Established the first comprehensive shelter medicine program at the University of California Davis, and supported additional shelter medicine programs at the University of Florida, Cornell University, and Purdue University among others.
Sponsored Maddie’s® Pet Adoption Days, an annual weekend-long event in which Maddie’s Fund sponsors the adoptions of pets at participating shelters. Since the program’s inception in 2010, Maddie’s® Pet Adoption Days has supported the adoptions of more than 45,000 homeless dogs and cats.
Focused national attention on the importance of data and delivered the first searchable database that compares shelter data based on the Asilomar Accords from more than 500 animal welfare organizations.
Helped establish a more responsibility- and results-driven venture philanthropy view in the animal welfare industry by requiring that grantees commit to business management practices, including data collection, numerical goals, strategic planning and performance measurement.
Partnered with the Ad Council and The Humane Society of the United States to produce a national public-service advertising campaign promoting the adoption of shelter pets.
Partnered with The Humane Society of the United States to help stop the suffering of breeding dogs and their offspring in puppy mills.

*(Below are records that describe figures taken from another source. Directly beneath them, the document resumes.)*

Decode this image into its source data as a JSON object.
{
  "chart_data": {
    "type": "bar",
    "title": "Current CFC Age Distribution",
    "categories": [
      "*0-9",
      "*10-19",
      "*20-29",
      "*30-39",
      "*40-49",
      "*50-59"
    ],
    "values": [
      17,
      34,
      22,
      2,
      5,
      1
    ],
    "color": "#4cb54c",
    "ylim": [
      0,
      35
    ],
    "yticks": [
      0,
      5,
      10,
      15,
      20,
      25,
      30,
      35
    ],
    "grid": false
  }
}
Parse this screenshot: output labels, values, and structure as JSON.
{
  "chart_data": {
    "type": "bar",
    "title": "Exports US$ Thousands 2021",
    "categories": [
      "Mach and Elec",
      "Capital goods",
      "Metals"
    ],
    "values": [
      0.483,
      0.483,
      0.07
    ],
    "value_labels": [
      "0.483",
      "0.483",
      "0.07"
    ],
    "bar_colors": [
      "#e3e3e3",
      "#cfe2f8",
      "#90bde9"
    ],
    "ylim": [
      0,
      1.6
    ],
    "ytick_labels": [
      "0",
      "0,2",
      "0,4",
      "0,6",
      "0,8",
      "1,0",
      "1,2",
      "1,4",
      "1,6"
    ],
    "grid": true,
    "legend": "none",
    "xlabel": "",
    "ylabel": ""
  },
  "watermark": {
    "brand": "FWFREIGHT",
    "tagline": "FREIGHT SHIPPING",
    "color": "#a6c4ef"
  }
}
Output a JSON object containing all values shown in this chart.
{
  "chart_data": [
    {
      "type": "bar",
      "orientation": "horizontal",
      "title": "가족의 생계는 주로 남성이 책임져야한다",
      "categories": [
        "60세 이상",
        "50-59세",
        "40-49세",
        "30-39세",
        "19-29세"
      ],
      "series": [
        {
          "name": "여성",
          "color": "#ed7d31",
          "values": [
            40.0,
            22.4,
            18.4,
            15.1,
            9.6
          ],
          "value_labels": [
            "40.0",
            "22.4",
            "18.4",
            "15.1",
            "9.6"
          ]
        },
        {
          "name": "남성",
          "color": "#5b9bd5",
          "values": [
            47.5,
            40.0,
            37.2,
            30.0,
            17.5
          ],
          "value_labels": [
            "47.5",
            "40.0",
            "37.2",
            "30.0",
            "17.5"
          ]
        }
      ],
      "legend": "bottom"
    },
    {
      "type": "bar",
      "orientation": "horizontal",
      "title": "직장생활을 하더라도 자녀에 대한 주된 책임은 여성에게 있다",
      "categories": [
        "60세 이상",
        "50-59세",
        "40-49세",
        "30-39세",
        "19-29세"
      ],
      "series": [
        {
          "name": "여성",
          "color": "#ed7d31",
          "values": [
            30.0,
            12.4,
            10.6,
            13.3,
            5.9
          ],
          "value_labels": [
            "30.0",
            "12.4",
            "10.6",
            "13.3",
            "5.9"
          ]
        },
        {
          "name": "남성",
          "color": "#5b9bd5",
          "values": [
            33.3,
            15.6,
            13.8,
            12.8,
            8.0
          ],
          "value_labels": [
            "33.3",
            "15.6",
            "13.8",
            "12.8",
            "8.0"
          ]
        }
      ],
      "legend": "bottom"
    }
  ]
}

With no-kill now a mainstream ideal, Avanzino decided to step down from the day-to-day operations as president to spend more time with his family. But even in retirement, he intends to stay engaged in animal welfare, promoting the no-kill message and serving as a strategic advisor to Maddie’s Fund. “The opportunity to make a lifesaving difference everyday with Maddie’s Fund has been immeasurable. This will be a new chapter in my life, and I look forward to spending leisure time with my “better half,” three adult kids, eight grandkids, and two adopted “four-legged kids.”
About Maddie’s Fund
Maddie's Fund is a family foundation founded in 1994 by Workday co-founder Dave Duffield and his wife, Cheryl, who have endowed the Foundation with more than $300 million. Since then, they have awarded more than $153 million in grants toward increased community lifesaving, shelter medicine education, and pet adoptions across the U.S. The Duffields named Maddie's Fund after their Miniature Schnauzer Maddie, who always made them laugh and comforted them during stressful business times when Dave was launching a startup software company. Maddie was with Dave and Cheryl from 1987-1997 and continues to inspire them today.